Diamond forms only at high pressures and temperatures. Its natural genesis is assumed to happen in depths from 100 to 300 km beneath earth’s surface at temperatures above 1200 °C and pressures above 50,000 bar [EPPL94]. It can be distinguished between primary deposits where diamond is located within parent rock and secondary sources where diamond is accumulated in rivers, in the sea, or in dunes by erosion [EPPL94]. However, the source of diamond has a main influence on the chemical and physical properties. Bigger natural diamond grits are mechanically broken down to smaller grits [FIEL81]. Grit suppliers and tool manufacturers sort natural diamonds and treat their surface to work best in different bonding systems and machining applications. Natural diamonds, especially high-quality diamonds for jewelry are closely related to social sustainability in two ways: Mining practices are to be reviewed and diamonds might be used to feed conflicts.

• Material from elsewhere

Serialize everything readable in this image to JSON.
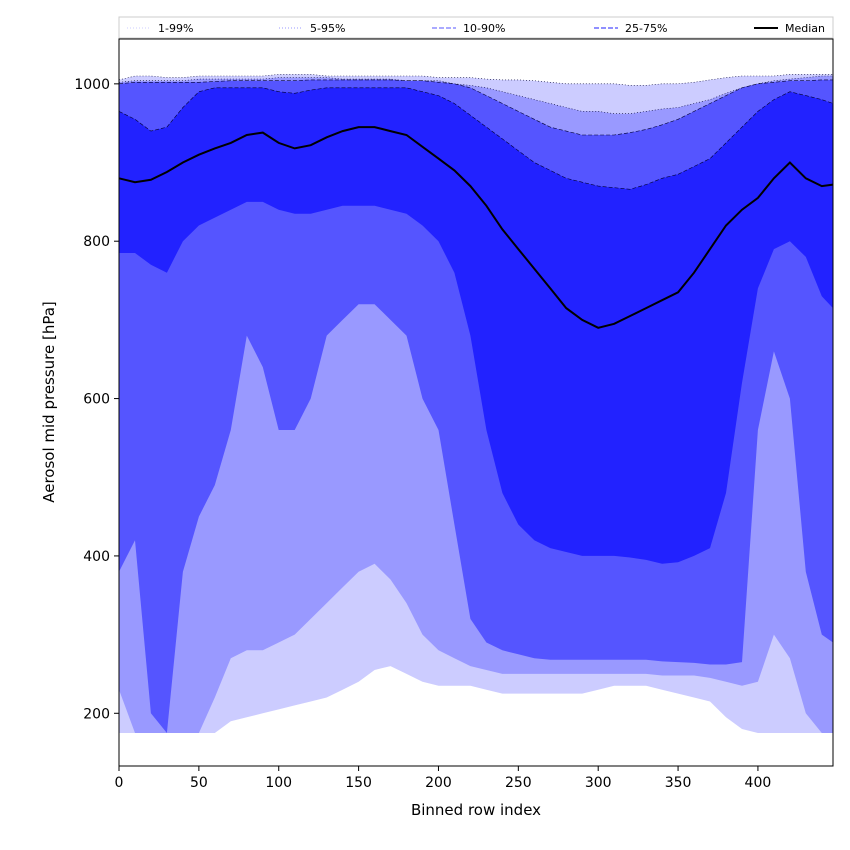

Natural polycrystalline diamonds are known as carbonado, ballas, boart, framesite, stewartite, etc. They occur in various different structures. Since the synthesis of fragile diamond was invented, the importance of fragile natural diamond for manufacturing technology has decreased.
Jewel industry uses the “4 C’s” to appraise diamond grits, i. e. the criteria carat (weight), clarity (purity), color, and cut. In fine machining, however, grit morphology, purity, and size are most important. In natural diamonds, inclusions of minerals can be found, which were present at diamond genesis. Possible contaminations are SiO2, MgO, FeO, Fe2O3, Al2O3, TiO2, graphite, etc. [MARI04]. Cracks in diamonds can also be of natural origin, e. g. from geological mechanical load [LENZ86].